Because of its rapidness, simplicity and potential for automation, the measurement of micronucleated cells in vivo is not only equivalent to the analysis of chromosome aberrations, but often even preferred within routine genotoxicity testing. In order to evaluate the correlation between the in vitro micronucleus assay (MNT) and the in vitro chromosome aberration test (CA), we collected data from four pharmaceutical companies obtained either in Chinese hamster cell lines (CHO-K5, CHO-K1, V79) or in human peripheral blood lymphocytes. Among the 57 compounds included in this comparison, 45 compounds gave rise to concordant results in both assays (26 compounds negative in both assays; 19 compounds positive in both assays).

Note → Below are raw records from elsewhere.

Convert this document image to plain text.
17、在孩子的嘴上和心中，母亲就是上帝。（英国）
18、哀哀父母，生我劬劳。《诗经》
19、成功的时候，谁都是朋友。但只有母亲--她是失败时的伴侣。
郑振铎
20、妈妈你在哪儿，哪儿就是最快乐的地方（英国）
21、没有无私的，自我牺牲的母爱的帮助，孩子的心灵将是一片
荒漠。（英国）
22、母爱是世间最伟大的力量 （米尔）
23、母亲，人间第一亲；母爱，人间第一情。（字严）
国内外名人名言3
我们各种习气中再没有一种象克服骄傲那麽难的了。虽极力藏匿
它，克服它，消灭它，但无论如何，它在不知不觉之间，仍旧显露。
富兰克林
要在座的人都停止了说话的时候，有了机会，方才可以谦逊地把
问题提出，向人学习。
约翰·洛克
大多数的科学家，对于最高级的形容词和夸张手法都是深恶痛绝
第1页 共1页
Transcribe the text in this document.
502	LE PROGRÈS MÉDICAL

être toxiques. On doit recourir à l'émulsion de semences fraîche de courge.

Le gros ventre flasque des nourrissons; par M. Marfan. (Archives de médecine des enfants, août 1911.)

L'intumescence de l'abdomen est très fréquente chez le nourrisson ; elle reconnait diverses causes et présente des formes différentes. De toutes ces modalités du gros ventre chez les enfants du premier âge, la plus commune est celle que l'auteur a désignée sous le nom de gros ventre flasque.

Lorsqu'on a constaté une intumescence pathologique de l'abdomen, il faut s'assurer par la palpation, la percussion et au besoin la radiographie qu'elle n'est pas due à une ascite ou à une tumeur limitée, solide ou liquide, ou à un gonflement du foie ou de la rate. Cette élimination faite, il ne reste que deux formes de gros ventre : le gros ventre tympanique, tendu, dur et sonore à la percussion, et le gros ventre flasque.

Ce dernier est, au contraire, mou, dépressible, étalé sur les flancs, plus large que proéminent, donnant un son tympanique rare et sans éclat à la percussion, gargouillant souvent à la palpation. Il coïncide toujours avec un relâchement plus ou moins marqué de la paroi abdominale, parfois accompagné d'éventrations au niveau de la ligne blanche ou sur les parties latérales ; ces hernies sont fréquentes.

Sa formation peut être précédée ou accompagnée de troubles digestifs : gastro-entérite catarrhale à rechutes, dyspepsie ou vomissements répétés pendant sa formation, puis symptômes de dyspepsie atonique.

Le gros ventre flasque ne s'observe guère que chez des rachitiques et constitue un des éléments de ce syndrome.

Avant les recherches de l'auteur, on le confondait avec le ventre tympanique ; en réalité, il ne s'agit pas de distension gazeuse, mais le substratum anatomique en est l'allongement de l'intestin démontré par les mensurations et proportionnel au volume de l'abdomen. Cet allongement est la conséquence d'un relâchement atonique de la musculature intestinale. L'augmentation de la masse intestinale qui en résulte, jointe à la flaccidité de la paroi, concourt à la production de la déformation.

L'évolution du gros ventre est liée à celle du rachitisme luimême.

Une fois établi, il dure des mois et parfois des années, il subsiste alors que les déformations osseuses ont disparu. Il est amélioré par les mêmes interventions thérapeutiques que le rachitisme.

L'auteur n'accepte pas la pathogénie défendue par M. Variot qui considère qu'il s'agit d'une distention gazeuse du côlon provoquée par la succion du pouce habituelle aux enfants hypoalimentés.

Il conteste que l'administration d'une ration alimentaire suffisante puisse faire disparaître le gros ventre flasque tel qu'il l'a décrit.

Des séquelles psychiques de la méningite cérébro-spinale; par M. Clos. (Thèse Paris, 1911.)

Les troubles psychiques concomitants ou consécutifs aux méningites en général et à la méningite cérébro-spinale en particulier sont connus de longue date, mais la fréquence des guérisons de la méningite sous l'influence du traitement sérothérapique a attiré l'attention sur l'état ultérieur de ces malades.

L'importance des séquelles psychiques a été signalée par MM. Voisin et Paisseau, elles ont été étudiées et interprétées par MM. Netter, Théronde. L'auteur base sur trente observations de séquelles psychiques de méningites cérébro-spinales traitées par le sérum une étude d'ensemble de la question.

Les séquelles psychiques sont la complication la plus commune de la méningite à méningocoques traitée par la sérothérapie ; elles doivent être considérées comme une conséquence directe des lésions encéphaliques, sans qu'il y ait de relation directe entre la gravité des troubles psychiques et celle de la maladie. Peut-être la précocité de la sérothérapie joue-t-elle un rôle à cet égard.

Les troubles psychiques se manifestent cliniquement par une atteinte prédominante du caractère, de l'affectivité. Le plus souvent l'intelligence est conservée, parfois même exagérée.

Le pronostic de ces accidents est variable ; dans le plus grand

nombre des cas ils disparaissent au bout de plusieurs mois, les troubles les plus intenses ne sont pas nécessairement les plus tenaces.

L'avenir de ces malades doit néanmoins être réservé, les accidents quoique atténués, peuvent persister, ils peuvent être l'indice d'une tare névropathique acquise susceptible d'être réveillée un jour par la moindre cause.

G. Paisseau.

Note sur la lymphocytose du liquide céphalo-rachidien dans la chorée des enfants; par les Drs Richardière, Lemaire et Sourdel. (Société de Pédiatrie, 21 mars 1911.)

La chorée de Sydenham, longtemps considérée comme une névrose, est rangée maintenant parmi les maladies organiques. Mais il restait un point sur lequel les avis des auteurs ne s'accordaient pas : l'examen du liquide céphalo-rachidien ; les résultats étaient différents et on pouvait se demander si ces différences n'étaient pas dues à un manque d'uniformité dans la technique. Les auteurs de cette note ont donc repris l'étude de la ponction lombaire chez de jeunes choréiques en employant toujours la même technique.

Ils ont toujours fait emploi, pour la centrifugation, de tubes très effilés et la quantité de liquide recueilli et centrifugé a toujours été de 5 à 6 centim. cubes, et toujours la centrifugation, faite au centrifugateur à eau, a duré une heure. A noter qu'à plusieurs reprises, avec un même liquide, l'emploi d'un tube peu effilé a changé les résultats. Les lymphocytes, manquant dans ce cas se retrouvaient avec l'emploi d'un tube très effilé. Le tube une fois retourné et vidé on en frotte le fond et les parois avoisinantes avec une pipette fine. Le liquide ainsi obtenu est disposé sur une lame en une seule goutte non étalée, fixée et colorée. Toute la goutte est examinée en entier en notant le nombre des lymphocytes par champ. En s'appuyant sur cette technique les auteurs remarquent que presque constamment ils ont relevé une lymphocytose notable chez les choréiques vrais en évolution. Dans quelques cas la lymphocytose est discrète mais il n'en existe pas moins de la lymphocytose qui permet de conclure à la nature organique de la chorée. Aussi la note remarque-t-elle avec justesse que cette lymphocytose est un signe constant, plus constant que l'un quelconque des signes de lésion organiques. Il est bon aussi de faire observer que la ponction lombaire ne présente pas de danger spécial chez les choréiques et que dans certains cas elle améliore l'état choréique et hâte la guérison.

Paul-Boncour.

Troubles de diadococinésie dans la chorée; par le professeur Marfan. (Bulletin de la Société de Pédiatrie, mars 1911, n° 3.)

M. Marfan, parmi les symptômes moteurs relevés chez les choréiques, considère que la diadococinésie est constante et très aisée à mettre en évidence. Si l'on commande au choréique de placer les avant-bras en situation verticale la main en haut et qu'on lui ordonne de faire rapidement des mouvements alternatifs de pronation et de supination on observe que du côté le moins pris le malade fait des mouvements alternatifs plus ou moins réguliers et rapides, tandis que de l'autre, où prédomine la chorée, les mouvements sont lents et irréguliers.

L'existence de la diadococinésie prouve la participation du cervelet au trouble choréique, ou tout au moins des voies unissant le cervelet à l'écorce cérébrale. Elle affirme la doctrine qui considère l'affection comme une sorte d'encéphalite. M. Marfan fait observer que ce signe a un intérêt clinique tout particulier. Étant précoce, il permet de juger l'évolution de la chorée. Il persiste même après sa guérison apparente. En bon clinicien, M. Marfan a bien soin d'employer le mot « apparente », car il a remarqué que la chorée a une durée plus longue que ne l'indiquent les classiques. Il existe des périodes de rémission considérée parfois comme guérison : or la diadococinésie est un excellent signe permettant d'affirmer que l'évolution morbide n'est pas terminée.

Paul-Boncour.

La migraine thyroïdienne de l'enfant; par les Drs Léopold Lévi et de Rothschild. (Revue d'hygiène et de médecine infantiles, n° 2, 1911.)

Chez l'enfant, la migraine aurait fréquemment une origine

The high percentage of concordance, i.e. about 79% is very promising and can be even increased to about 88% by omitting the 3 aneugenic compounds and 2 compounds inducing endoreduplicated chromosomes which were found positive only in the in vitro MNT. The results are remarkable in particular considering that most of the compounds evaluated are `standard' pharmaceutical compounds and thus are at most weak inducers of chromosome damage. Our comparison strongly supports that the in vitro micronucleus test is a suitable alternative to the in vitro chromosome aberration assay. Moreover, the MNT has the potential of not only detecting clastogens but additionally aneuploidy inducing chemicals.